A popular children’s book by Janell Cannon, Stellaluna, tells a story about a baby fruit bat who gets separated from her mother and is initially raised by birds. Stellaluna finds it difficult to live like a bird—to eat bugs instead of fruit, to sleep in a nest instead of hanging upside down from a tree branch, and to fly during the day instead of at night. But one day Stellaluna meets another bat, who kindly points out that Stellaluna is not, in fact, a bird, but a bat. Stellaluna is shown how to live like a bat, and everything changes. Stellaluna gives up trying to get through the work of the day by being something she isn’t. Joy returns. Life makes sense.

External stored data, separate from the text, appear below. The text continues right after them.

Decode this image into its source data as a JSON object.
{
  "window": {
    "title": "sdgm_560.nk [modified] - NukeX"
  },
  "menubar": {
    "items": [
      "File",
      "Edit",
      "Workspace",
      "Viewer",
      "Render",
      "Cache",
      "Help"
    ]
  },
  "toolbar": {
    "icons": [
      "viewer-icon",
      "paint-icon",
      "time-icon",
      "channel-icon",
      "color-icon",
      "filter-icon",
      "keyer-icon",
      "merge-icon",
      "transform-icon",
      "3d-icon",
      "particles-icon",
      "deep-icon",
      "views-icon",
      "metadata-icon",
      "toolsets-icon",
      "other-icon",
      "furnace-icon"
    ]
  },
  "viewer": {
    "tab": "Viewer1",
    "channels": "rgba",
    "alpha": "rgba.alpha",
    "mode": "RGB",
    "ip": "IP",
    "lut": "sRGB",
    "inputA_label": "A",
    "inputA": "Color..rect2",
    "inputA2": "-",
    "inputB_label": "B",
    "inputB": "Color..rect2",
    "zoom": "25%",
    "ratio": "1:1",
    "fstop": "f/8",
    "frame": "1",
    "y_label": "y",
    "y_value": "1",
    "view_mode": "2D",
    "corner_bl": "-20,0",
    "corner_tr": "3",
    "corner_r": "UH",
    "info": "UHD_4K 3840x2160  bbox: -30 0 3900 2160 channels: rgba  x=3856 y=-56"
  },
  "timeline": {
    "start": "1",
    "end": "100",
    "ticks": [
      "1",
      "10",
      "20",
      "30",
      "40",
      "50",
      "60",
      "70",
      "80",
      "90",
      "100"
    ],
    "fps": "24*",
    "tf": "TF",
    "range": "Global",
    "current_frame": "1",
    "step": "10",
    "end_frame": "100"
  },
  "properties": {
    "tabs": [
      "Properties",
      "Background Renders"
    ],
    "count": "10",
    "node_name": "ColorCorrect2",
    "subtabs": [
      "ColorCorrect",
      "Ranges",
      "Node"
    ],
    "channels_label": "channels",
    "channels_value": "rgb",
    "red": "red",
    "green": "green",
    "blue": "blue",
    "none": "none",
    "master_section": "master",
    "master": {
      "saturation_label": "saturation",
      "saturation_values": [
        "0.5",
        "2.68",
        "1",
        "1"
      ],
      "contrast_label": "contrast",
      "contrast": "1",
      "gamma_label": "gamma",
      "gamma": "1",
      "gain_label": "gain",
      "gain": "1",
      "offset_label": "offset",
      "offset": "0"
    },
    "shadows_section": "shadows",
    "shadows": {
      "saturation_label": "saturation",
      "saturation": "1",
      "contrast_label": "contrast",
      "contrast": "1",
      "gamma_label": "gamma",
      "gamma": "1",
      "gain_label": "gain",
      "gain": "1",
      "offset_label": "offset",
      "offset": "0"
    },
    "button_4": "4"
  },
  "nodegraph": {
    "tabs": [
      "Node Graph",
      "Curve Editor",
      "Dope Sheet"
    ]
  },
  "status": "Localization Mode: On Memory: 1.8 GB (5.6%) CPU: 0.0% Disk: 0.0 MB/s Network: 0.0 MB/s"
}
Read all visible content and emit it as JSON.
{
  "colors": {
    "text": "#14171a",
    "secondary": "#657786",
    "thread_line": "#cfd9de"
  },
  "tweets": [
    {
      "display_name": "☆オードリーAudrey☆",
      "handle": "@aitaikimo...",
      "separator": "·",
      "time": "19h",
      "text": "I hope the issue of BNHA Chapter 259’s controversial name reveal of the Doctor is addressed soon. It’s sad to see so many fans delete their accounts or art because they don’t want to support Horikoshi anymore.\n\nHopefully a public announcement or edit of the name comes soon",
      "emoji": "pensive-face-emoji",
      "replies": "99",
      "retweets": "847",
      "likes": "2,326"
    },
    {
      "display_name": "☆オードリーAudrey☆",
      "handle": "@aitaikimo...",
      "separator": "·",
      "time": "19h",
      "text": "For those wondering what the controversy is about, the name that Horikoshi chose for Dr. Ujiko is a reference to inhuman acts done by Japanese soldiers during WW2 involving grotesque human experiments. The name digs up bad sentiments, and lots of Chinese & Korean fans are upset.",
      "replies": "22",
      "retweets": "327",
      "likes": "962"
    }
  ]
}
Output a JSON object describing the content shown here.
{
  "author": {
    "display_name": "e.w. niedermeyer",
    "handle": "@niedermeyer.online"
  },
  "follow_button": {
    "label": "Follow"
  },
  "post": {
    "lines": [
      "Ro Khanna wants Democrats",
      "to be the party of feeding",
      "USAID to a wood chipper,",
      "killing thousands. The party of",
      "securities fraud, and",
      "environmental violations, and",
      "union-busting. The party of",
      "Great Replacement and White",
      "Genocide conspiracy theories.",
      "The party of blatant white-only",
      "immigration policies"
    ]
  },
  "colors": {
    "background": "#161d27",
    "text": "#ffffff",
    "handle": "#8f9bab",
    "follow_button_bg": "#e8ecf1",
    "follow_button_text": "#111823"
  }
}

When it comes to our own healing work and approach to church in Christian Science, do we know who we are? Or do we sometimes approach it like a bat working really hard at being a bird? In other words, have we accepted the assumption that we’re troubled mortals living in difficult situations, with insufficient means for making things better? If so, then metaphysical work is going to feel hard and discouraging, not to mention exhausting.
Trying to do spiritual work from within a belief that life and intelligence are in matter is like trying to eat a bowl of soup broth with a fork. You may get just enough to taste the value of the broth, but the prospect of being nourished by the soup, let alone getting to the bottom of the bowl, becomes more daunting than something to savor.